Certainly, in a market with multiple alternatives, the impact will be minimal, agreed Barbara Hudson, a blogger on Slashdot who goes by “Tom” on the site.

“I’ve got over two dozen media players installed under Linux, and I don’t use any of them,” asserted Hudson, adding that her recent Slushdot post on the topic summarizes her opinion.

“I tend to use platform-specific stuff only when it’s really good,” Slashdot blogger David Masover said. “When it’s not, well, there’s always Gaim.”

In this case, however, “just as Songbird is dropping Linux support, Amarok is becoming cross-platform,” Masover noted.

‘Several Good Alternatives’

Then, too, “there’s Rhythmbox — not cross-platform, but works on Linux,” he pointed out. “If that fails, there’ll be something else.
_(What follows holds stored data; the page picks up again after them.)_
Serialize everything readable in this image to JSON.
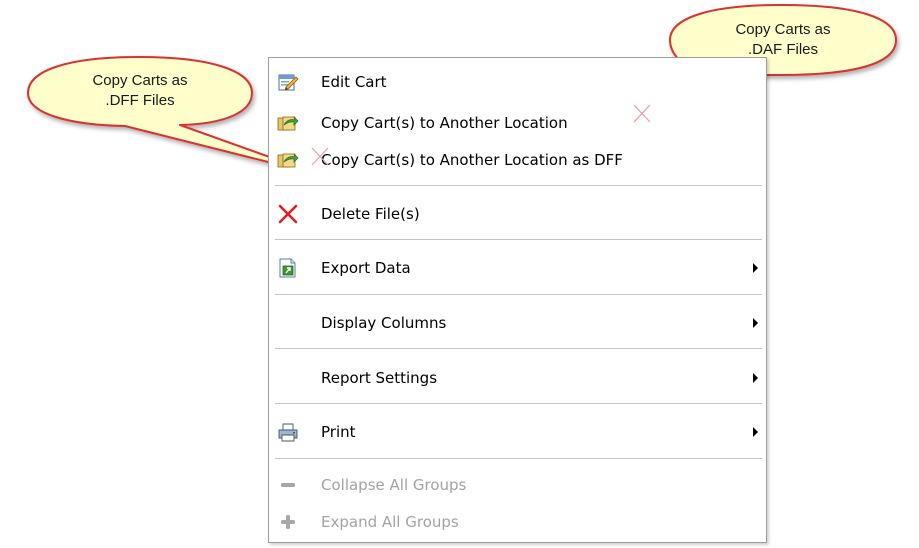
{
  "callouts": {
    "dff": {
      "text": "Copy Carts as\n.DFF Files"
    },
    "daf": {
      "text": "Copy Carts as\n.DAF Files"
    }
  },
  "menu": {
    "items": [
      {
        "label": "Edit Cart",
        "icon": "edit-cart-icon",
        "enabled": true,
        "submenu": false
      },
      {
        "label": "Copy Cart(s) to Another Location",
        "icon": "copy-carts-icon",
        "enabled": true,
        "submenu": false
      },
      {
        "label": "Copy Cart(s) to Another Location as DFF",
        "icon": "copy-carts-dff-icon",
        "enabled": true,
        "submenu": false
      },
      {
        "label": "Delete File(s)",
        "icon": "delete-icon",
        "enabled": true,
        "submenu": false
      },
      {
        "label": "Export Data",
        "icon": "export-data-icon",
        "enabled": true,
        "submenu": true
      },
      {
        "label": "Display Columns",
        "icon": "",
        "enabled": true,
        "submenu": true
      },
      {
        "label": "Report Settings",
        "icon": "",
        "enabled": true,
        "submenu": true
      },
      {
        "label": "Print",
        "icon": "printer-icon",
        "enabled": true,
        "submenu": true
      },
      {
        "label": "Collapse All Groups",
        "icon": "minus-icon",
        "enabled": false,
        "submenu": false
      },
      {
        "label": "Expand All Groups",
        "icon": "plus-icon",
        "enabled": false,
        "submenu": false
      }
    ]
  },
  "colors": {
    "callout_fill": "#ffffcc",
    "callout_border": "#d93030",
    "disabled_text": "#a3a3a3",
    "delete_red": "#e02020"
  }
}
“Most programmers, even open source ones, _do_ listen to music, browse the web and edit text, so I think we can expect those things to always have several good alternatives,” Masover concluded.

Indeed, it is in that diversity that the real strength of free and open source software lies, Linux Girl would agree. The news may be a blow for Songbird fans — probably a minor one, at that — but there’s no doubt FOSS as a whole will keep going strong.